For each repository, you can define read or write access. Users that have this role will have the right to read/write data in the repository. By default, if you check « write », both « read » and « write » will be automatically checked. If you want to create a write only role (specific case where people would be able to upload data without seeing the content of the repository), check « write » first, then uncheck « read ».

Manual Actions Filtering

This one is for advanced users only, and gives you an ultra flexible way to define what you want your users to be able to do in AjaXplorer. Every actions in AjaXplorer client are defined via XML files that are all concatenated into a big « registry », on which the client builds itself, but that also declares the server entry points. There are core actions, but most actions are defined by the ajaxplorer plugins, via the manifest.xml file of every plugin. When you want to disable a given action for a group of people, you’ll have to scan the XML files corresponding to the feature you are looking for, and find the <action name= »your_action »> XML tag. The name attribute value is the value you can enter in this « Manual Actions Filtering » box. You can add as many as you want, using a comma as separator.

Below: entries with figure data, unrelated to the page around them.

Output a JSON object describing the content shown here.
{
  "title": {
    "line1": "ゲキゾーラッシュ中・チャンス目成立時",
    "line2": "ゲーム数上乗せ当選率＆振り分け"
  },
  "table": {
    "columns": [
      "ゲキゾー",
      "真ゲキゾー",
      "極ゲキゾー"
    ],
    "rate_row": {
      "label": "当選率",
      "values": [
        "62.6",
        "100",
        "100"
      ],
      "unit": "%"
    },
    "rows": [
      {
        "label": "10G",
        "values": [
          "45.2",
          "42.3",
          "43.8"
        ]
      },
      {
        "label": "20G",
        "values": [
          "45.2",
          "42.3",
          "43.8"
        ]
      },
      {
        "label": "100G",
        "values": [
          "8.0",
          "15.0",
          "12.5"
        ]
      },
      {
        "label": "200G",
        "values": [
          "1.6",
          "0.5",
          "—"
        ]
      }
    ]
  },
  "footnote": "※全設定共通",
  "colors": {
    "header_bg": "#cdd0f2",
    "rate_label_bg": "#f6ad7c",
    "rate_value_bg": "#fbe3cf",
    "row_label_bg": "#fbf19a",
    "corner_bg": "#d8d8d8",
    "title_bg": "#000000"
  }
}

Manual Actions Filtering Example : let’s say you want to disable « Change Password » for a group of unadvanced users, as well as the « New File » action (assuming you have a typical installation). The first is linked to the authentification plugin, and checking the auth.serial/manifest.xml, you can see a reference to the core file server/xml/standard_auth_actions.xml. In this file, you can see the pass_change action. The second one is linked to the file management plugin, thus the access.fs plugin. You can find the mkfile function in access.fs/fsActions.xml. Thus the value would be « pass_change,mkfile » (without the quotes) in the manual filtering box.

User Management

To create a new user, use the « New User » button in the toolbar. A modal window will ask for the new user login and password (type the password twice). By default, a new user is created with the minimal rights (see the Repositories Management about default rights).

Access Control Tab

When you edit a user (by double-clicking the user, or using « Edit » in the menu bar), you can in the first tab edit its rights to access the repositories. If you have previously defined « Roles », you should see them appear in the left frame, and be able to drag’n'drop them in the user’s right frame. When you add/remove a role, you should see in the Repository details below that the rights are automatically updated. This detailed panel is still editable, which mean that once you have applied a role to a user, you can overwrite one of the automatically assigned right with a specific user value. If you don’t use roles at all, you can directly use the details panel to edit each repositories access right.

Personal Data Tab

The « Personal Data » tab gives you access to the password change form, as well as the checkbox to give administration rights to a user. Once you grant access to a repository to a user, some repository will require additional data specific to each user in order to work. For example, in a given configuration, an FTP repository can require you to set the FTP credentials to use for each user (once again, this is a specific configuration, you can also choose to set a given credentials for all users, or to set none at all and use the users ajaxplorer credentials automatically as ftp credentials, …). In that case, you can see the forms for entering this user/repo/specific data in the « Personal Data » tab.